Avril 1991
–Monsieur, je pense que pour ce soir il est temps de mettre un terme à votre histoire d’amour avec cette bouteille de rhum, lâche aimablement le vieux barman du Bulgary Resort Bali.
Tom ne bouge pas. Il est installé au somptueux lounge bar depuis maintenant trois heures. Ses deux coudes sont posés sur le comptoir et il maintient négligemment sa tête à l’aide de ses deux poings fermés. La piscine à débordement donnant sur l’océan est baignée d’une douce lumière vert émeraude et un beau clair de lune illumine la baie, mais Tom ne semble pas s’en préoccuper. Quand subitement il sort de sa léthargie.

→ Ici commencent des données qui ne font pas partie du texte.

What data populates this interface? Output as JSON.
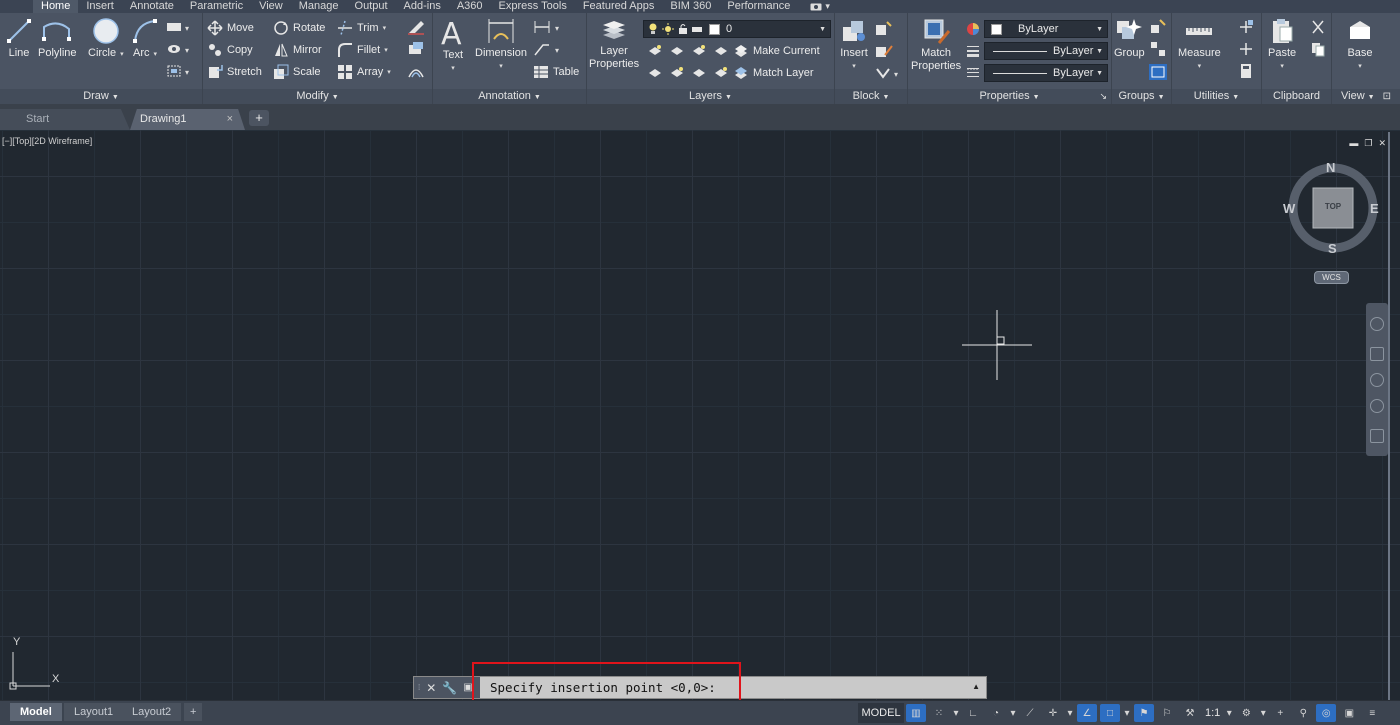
{
  "ribbon_tabs": [
    "Home",
    "Insert",
    "Annotate",
    "Parametric",
    "View",
    "Manage",
    "Output",
    "Add-ins",
    "A360",
    "Express Tools",
    "Featured Apps",
    "BIM 360",
    "Performance"
  ],
  "panels": {
    "draw": {
      "title": "Draw",
      "line": "Line",
      "polyline": "Polyline",
      "circle": "Circle",
      "arc": "Arc"
    },
    "modify": {
      "title": "Modify",
      "move": "Move",
      "rotate": "Rotate",
      "trim": "Trim",
      "copy": "Copy",
      "mirror": "Mirror",
      "fillet": "Fillet",
      "stretch": "Stretch",
      "scale": "Scale",
      "array": "Array"
    },
    "annotation": {
      "title": "Annotation",
      "text": "Text",
      "dimension": "Dimension",
      "table": "Table"
    },
    "layers": {
      "title": "Layers",
      "layer_properties_1": "Layer",
      "layer_properties_2": "Properties",
      "current_layer": "0",
      "make_current": "Make Current",
      "match_layer": "Match Layer"
    },
    "block": {
      "title": "Block",
      "insert": "Insert"
    },
    "properties": {
      "title": "Properties",
      "match_properties_1": "Match",
      "match_properties_2": "Properties",
      "color": "ByLayer",
      "linetype": "ByLayer",
      "lineweight": "ByLayer"
    },
    "groups": {
      "title": "Groups",
      "group": "Group"
    },
    "utilities": {
      "title": "Utilities",
      "measure": "Measure"
    },
    "clipboard": {
      "title": "Clipboard",
      "paste": "Paste"
    },
    "view": {
      "title": "View",
      "base": "Base"
    }
  },
  "file_tabs": {
    "start": "Start",
    "drawing": "Drawing1",
    "close": "×",
    "add": "+"
  },
  "viewport": {
    "label": "[−][Top][2D Wireframe]"
  },
  "viewcube": {
    "north": "N",
    "south": "S",
    "east": "E",
    "west": "W",
    "face": "TOP",
    "wcs": "WCS"
  },
  "ucs": {
    "x": "X",
    "y": "Y"
  },
  "command_line": {
    "prompt": "Specify insertion point <0,0>:"
  },
  "status_bar": {
    "layout_tabs": [
      "Model",
      "Layout1",
      "Layout2"
    ],
    "add": "+",
    "model": "MODEL",
    "scale": "1:1"
  },
  "colors": {
    "accent_blue": "#2d6ec2",
    "highlight_red": "#e0141b",
    "canvas": "#212830"
  }
}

– Sachez Monsieur qu’avec tout le respect que je vous dois, vu que vous pourriez être mon grand-père, du haut de mes vingt-quatre ans je peux vous assurer que j’ai une longue expérience de cette boisson des îles.

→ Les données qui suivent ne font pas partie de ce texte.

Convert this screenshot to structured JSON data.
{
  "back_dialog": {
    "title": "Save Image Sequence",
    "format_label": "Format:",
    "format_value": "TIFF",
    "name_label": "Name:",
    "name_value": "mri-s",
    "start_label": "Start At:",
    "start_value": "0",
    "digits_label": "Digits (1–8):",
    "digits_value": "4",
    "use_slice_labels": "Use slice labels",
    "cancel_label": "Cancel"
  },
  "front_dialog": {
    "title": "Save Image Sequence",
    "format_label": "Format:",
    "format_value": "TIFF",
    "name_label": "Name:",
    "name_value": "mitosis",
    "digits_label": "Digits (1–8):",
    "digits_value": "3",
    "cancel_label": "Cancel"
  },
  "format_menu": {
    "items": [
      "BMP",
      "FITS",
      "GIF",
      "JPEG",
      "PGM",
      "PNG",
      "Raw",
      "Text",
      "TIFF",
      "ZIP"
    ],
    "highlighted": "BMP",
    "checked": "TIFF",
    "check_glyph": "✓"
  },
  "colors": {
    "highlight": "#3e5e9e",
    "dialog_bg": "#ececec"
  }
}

–Je n’en doute pas Monsieur, mais j’ai arrêté de compter au bout du septième verre et c’était il y a plus d’une heure !
– Alors juste un p’ti dernier John, si je peux vous appeler par votre prénom, et je vous raconte une histoire totalement folle. Enfin, si vous avez le temps ?
– Il n’y a aucun souci avec le fait de m’appeler John, vu que c’est le nom que m’ont donné mes parents. Il est une heure du matin, il n’y a plus personne autour de la piscine et je dois fermer à deux heures… j’ai par conséquent tout mon temps Monsieur.

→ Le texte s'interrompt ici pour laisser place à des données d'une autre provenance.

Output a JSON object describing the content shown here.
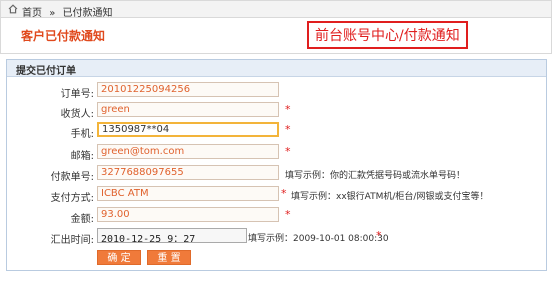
{
  "breadcrumb": {
    "home": "首页",
    "separator": "»",
    "current": "已付款通知"
  },
  "header": {
    "title": "客户已付款通知",
    "callout": "前台账号中心/付款通知"
  },
  "form": {
    "title": "提交已付订单",
    "fields": [
      {
        "label": "订单号:",
        "value": "20101225094256",
        "required": false,
        "hint": ""
      },
      {
        "label": "收货人:",
        "value": "green",
        "required": true,
        "hint": ""
      },
      {
        "label": "手机:",
        "value": "1350987**04",
        "required": true,
        "hint": ""
      },
      {
        "label": "邮箱:",
        "value": "green@tom.com",
        "required": true,
        "hint": ""
      },
      {
        "label": "付款单号:",
        "value": "3277688097655",
        "required": false,
        "hint": "填写示例：你的汇款凭据号码或流水单号码！"
      },
      {
        "label": "支付方式:",
        "value": "ICBC ATM",
        "required": true,
        "hint": "填写示例：xx银行ATM机/柜台/网银或支付宝等！"
      },
      {
        "label": "金额:",
        "value": "93.00",
        "required": true,
        "hint": ""
      },
      {
        "label": "汇出时间:",
        "value": "2010-12-25  9：27",
        "required": true,
        "hint": "填写示例：2009-10-01 08:00:30"
      }
    ],
    "buttons": {
      "confirm": "确 定",
      "reset": "重 置"
    }
  }
}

– Alors tout a commencé, il y a six ans. Je venais tout juste d’avoir dix-huit ans et je n’étais entré dans la célèbre université anglaise de Cambridge que depuis une semaine quand on me fit convoquer dans le bureau du directeur où on m’apprit que mes parents s’étaient tués dans le crash de leur jet privéen rentrant de je ne sais où.
– Toutes mes condoléances Monsieur.
– Merci mais ils n’en valaient pas la peine, lâche Tom sans une once de nostalgie dans la voix.
– Vous parlez quand même de vos parents !
– Non, je vous assure, ils n’en avaient que le nom. Depuis que je suis né je n’ai jamais passé un moment en tête à tête avec aucun des deux. C’est une nourrice qui m’a élevé, plus tard ce fut un majordome et dès que j’ai eu six ans ils m’ont envoyé en pension. À chaque vacance ils m’envoyaient au bout du monde vivre les expériences les plus extraordinaires qu’un jeune homme puisse rêver… mais sans eux. Mon père travaillait sept jours sur sept, seul le bon fonctionnement de ses affaires lui importait. Ma mère pour sa part n’avait qu’un intérêt modéré pour ma petite personne, préférant de loin ses parties de bridge et ses cours de tennis avec ses amis de la haute société londonienne. Donc je peux vous assurer que je n’ai versé aucune larme pour ces deux êtres qui n’étaient pour moi que deux vagues connaissances.
– J’en suis navré Monsieur, l’interrompt le barman subitement mal à l’aise.
– Ne le soyez pas. Ils ont quand même fait quelque chose de bien en faisant de moi la sixième plus grosse fortune d’Angleterre à même pas vingt ans. Inutile de vous dire que je ne suis pas resté une seule seconde de plus dans cette université, et que je me suis empressé de VIVRE. J’avais de l’argent pour dix générations. Je n’étais plus obligé de travailler. J’étais l’homme le plus heureux de la terre…alors que je venais de perdre mes parents.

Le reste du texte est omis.